After that, they played in a soul group together. They both went on to art college, but Ian decided to drop out after a year and go to London. There he met Glenn Cornick. Jethro Tull was formed around Christmas of 1967, when Ian Anderson and Glenn joined up with drummer Clive Bunker and blues guitarist Mick Abrahams.


"At first we did a lot of twelve-bar blues because that was what Mick Abrahams liked. It was also the only thing people wanted to hear in clubs at the time. I suppose Cream was a big influence on us. In a sense I play flute like Eric Clapton plays guitar, with a strong accent on the rhythmic sense of the music."

Jethro Tull's first album, This Was, recorded in late summer of 1968, represents the early days of the group. As the liner notes state, "This was how we were playing then — but things change. Don't they?"


"You get tired of playing songs of love or of some kind of social commentary. There are so few things you can write songs about, I guess you always come back to that."

Ian's thoughts ramble as he thinks about the changes in his songs.

"I'm not a clever writer. I like to share emotion, but I'm no genius. I have to work hard at writing. I try to sit down and work at it every day. Even when we're on tour, I try to concentrate on writing a couple of hours a day."

Ian stands and stretches, then walks to the dresser on the opposite side of the room, stops, and glances briefly at his image in the mirror.

"I learn about myself through writing songs. I suppose it's a selfish attitude, but all artists are selfish."

Ian shrugs at the idea of having to justify himself.

"I am singing about my experience rather than some problem shared by everyone. It's up to me to express myself in a way that satisfies me. The point will come some day when people will no longer make the effort to listen carefully to my music. Then I will be out of luck, I suppose. But I haven't had to compromise in my writing until now: I never have had to deliberately write commercial music."

When reminded of a line he wrote in 'Wind Up', the last song on the Aqualung album, "I'd rather look around me, compose a better song, 'cause that's the honest measure of my worth," Ian looks surprised. At first he seems not to have remembered writing it, but then a look of contented recognition crosses his face. He seems pleased to have been the author of those words and even more pleased that someone should use them to try to sum up his attitude towards his work as a musician.

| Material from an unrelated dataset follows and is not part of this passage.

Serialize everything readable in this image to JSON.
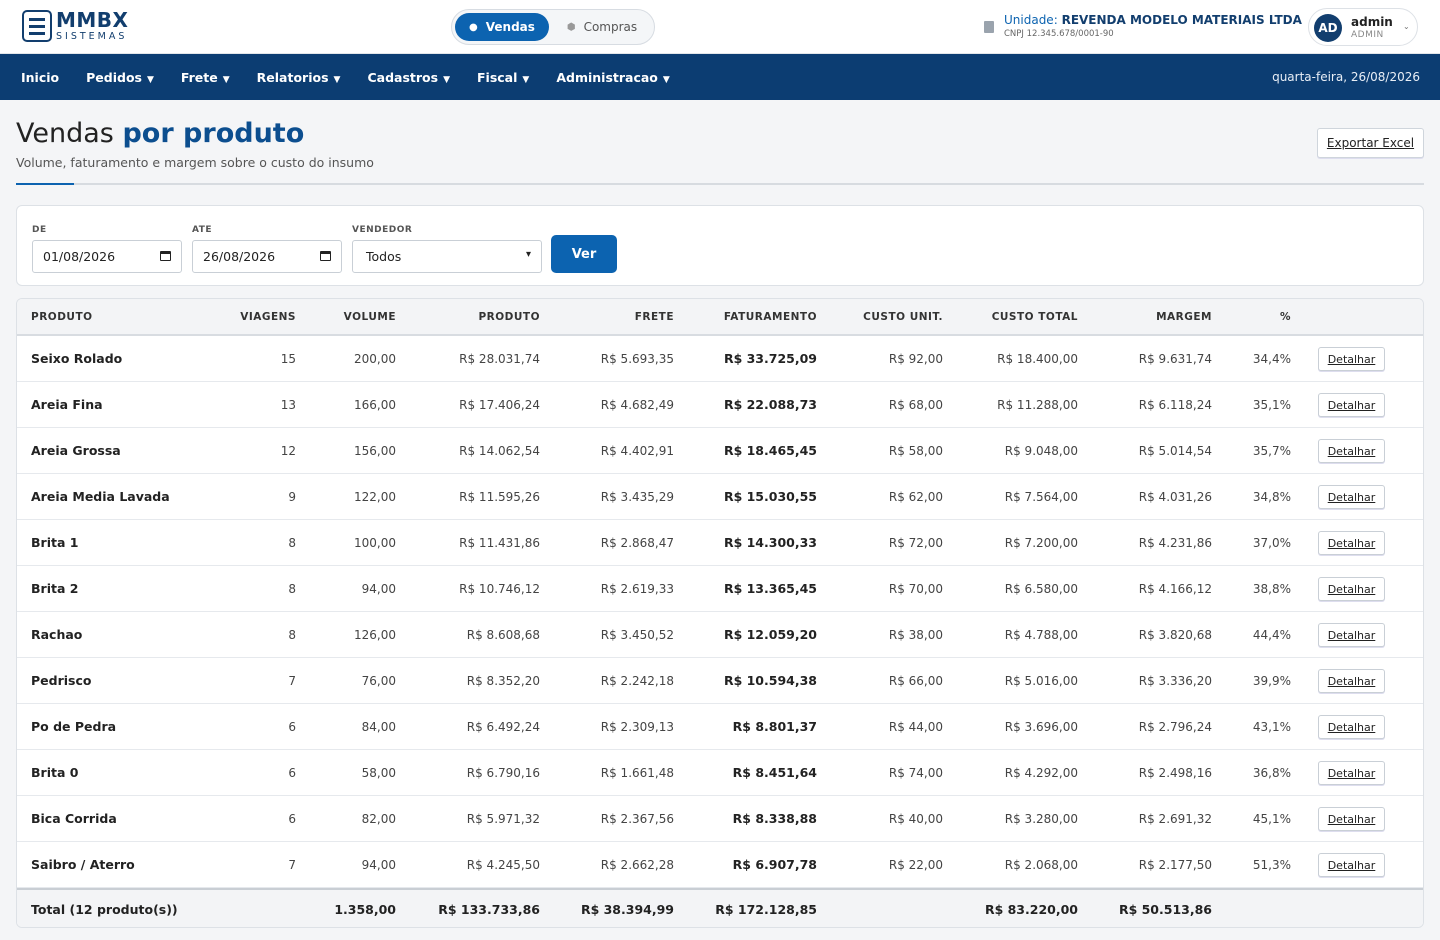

"That line is the honest truth."

He sits back smiling happily, contemplating in wonderment the fruits of his fertile talent.

* * *

The clouds of mystery and deliberate misinformation that have surrounded Thick As A Brick suddenly grew denser as the time neared for the record's release. Tull's American management office was still in the dark about the contents of the new LP when a cable came through from England announcing that the title track had been penned by eight-year-old literary prizewinner Gerald Bostock. The management staff, relieved to have its first scrap of information, immediately phoned the Bostock story to Tull's public relations office, who in turn passed it on to the press.

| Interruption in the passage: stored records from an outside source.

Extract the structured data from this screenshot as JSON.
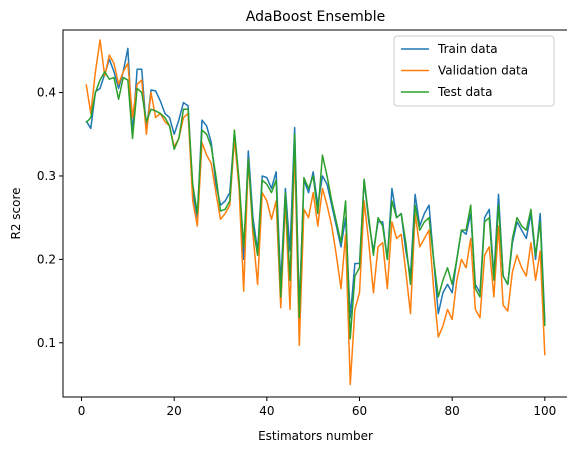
{
  "chart_data": {
    "type": "line",
    "title": "AdaBoost Ensemble",
    "xlabel": "Estimators number",
    "ylabel": "R2 score",
    "xlim": [
      -4,
      105
    ],
    "ylim": [
      0.035,
      0.475
    ],
    "xticks": [
      0,
      20,
      40,
      60,
      80,
      100
    ],
    "yticks": [
      0.1,
      0.2,
      0.3,
      0.4
    ],
    "ytick_labels": [
      "0.1",
      "0.2",
      "0.3",
      "0.4"
    ],
    "grid": false,
    "legend_position": "top-right",
    "x": [
      1,
      2,
      3,
      4,
      5,
      6,
      7,
      8,
      9,
      10,
      11,
      12,
      13,
      14,
      15,
      16,
      17,
      18,
      19,
      20,
      21,
      22,
      23,
      24,
      25,
      26,
      27,
      28,
      29,
      30,
      31,
      32,
      33,
      34,
      35,
      36,
      37,
      38,
      39,
      40,
      41,
      42,
      43,
      44,
      45,
      46,
      47,
      48,
      49,
      50,
      51,
      52,
      53,
      54,
      55,
      56,
      57,
      58,
      59,
      60,
      61,
      62,
      63,
      64,
      65,
      66,
      67,
      68,
      69,
      70,
      71,
      72,
      73,
      74,
      75,
      76,
      77,
      78,
      79,
      80,
      81,
      82,
      83,
      84,
      85,
      86,
      87,
      88,
      89,
      90,
      91,
      92,
      93,
      94,
      95,
      96,
      97,
      98,
      99,
      100
    ],
    "series": [
      {
        "name": "Train data",
        "color": "#1f77b4",
        "values": [
          0.366,
          0.357,
          0.401,
          0.405,
          0.422,
          0.44,
          0.425,
          0.405,
          0.425,
          0.453,
          0.35,
          0.428,
          0.428,
          0.355,
          0.403,
          0.402,
          0.39,
          0.375,
          0.37,
          0.35,
          0.367,
          0.388,
          0.384,
          0.28,
          0.25,
          0.367,
          0.36,
          0.34,
          0.29,
          0.265,
          0.27,
          0.28,
          0.352,
          0.29,
          0.2,
          0.33,
          0.25,
          0.21,
          0.3,
          0.298,
          0.285,
          0.305,
          0.17,
          0.285,
          0.21,
          0.358,
          0.14,
          0.295,
          0.28,
          0.305,
          0.265,
          0.3,
          0.29,
          0.265,
          0.24,
          0.215,
          0.25,
          0.13,
          0.195,
          0.195,
          0.295,
          0.245,
          0.21,
          0.245,
          0.245,
          0.2,
          0.285,
          0.25,
          0.255,
          0.21,
          0.18,
          0.278,
          0.24,
          0.255,
          0.265,
          0.2,
          0.135,
          0.16,
          0.17,
          0.16,
          0.2,
          0.235,
          0.23,
          0.255,
          0.17,
          0.16,
          0.25,
          0.26,
          0.18,
          0.278,
          0.18,
          0.17,
          0.22,
          0.245,
          0.235,
          0.225,
          0.255,
          0.2,
          0.255,
          0.125
        ]
      },
      {
        "name": "Validation data",
        "color": "#ff7f0e",
        "values": [
          0.41,
          0.375,
          0.425,
          0.463,
          0.42,
          0.445,
          0.435,
          0.41,
          0.425,
          0.435,
          0.37,
          0.41,
          0.415,
          0.35,
          0.4,
          0.37,
          0.375,
          0.365,
          0.36,
          0.335,
          0.345,
          0.37,
          0.375,
          0.27,
          0.24,
          0.34,
          0.325,
          0.315,
          0.28,
          0.248,
          0.255,
          0.265,
          0.345,
          0.285,
          0.162,
          0.32,
          0.23,
          0.17,
          0.28,
          0.27,
          0.248,
          0.27,
          0.142,
          0.27,
          0.14,
          0.335,
          0.097,
          0.26,
          0.25,
          0.28,
          0.24,
          0.285,
          0.265,
          0.24,
          0.205,
          0.165,
          0.23,
          0.05,
          0.14,
          0.16,
          0.27,
          0.22,
          0.16,
          0.215,
          0.22,
          0.165,
          0.245,
          0.225,
          0.23,
          0.185,
          0.135,
          0.255,
          0.215,
          0.225,
          0.235,
          0.165,
          0.107,
          0.12,
          0.14,
          0.128,
          0.175,
          0.2,
          0.19,
          0.225,
          0.14,
          0.13,
          0.205,
          0.215,
          0.155,
          0.24,
          0.145,
          0.138,
          0.185,
          0.205,
          0.19,
          0.18,
          0.22,
          0.175,
          0.21,
          0.085
        ]
      },
      {
        "name": "Test data",
        "color": "#2ca02c",
        "values": [
          0.364,
          0.37,
          0.4,
          0.415,
          0.425,
          0.416,
          0.418,
          0.392,
          0.418,
          0.415,
          0.345,
          0.405,
          0.4,
          0.365,
          0.38,
          0.378,
          0.375,
          0.37,
          0.36,
          0.332,
          0.345,
          0.38,
          0.38,
          0.29,
          0.255,
          0.355,
          0.35,
          0.335,
          0.3,
          0.258,
          0.26,
          0.27,
          0.355,
          0.295,
          0.215,
          0.32,
          0.24,
          0.205,
          0.295,
          0.29,
          0.28,
          0.295,
          0.155,
          0.28,
          0.175,
          0.35,
          0.13,
          0.298,
          0.285,
          0.3,
          0.255,
          0.325,
          0.3,
          0.27,
          0.245,
          0.22,
          0.27,
          0.105,
          0.18,
          0.19,
          0.296,
          0.25,
          0.205,
          0.25,
          0.24,
          0.2,
          0.27,
          0.25,
          0.255,
          0.22,
          0.17,
          0.265,
          0.235,
          0.245,
          0.25,
          0.2,
          0.155,
          0.175,
          0.19,
          0.17,
          0.2,
          0.235,
          0.235,
          0.265,
          0.165,
          0.155,
          0.245,
          0.25,
          0.175,
          0.265,
          0.18,
          0.17,
          0.225,
          0.25,
          0.24,
          0.235,
          0.26,
          0.205,
          0.245,
          0.12
        ]
      }
    ]
  }
}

No one suspected that the 'Gerald' message might be a hoax until Circus revealed an exclusive interview in which Ian Anderson admitted he'd authored the entire album himself. Several days later, Circus placed a telephone call to London, where Roy EIdridge of Tull's British management office hesitantly conceded that the Bostock story was a practical joke.

"You're asking me if it's a put-on?" said Eldridge. "Right! You'll see when the album comes out the relevance of the Gerald Bostock thing. That story was also given to the British press," he continued, barely suppressing a chuckle. "They'll swallow just about anything."

Meanwhile, Eldridge kept mum about the real meaning of the LP.

"I don't think Ian wants to say anything about that until sometime after the album is released," he declared. "I don't really know why he feels like that, but I think he just doesn't want to say anything for a little while."



Note: the colour promotional photos in this article are from January / February 1971.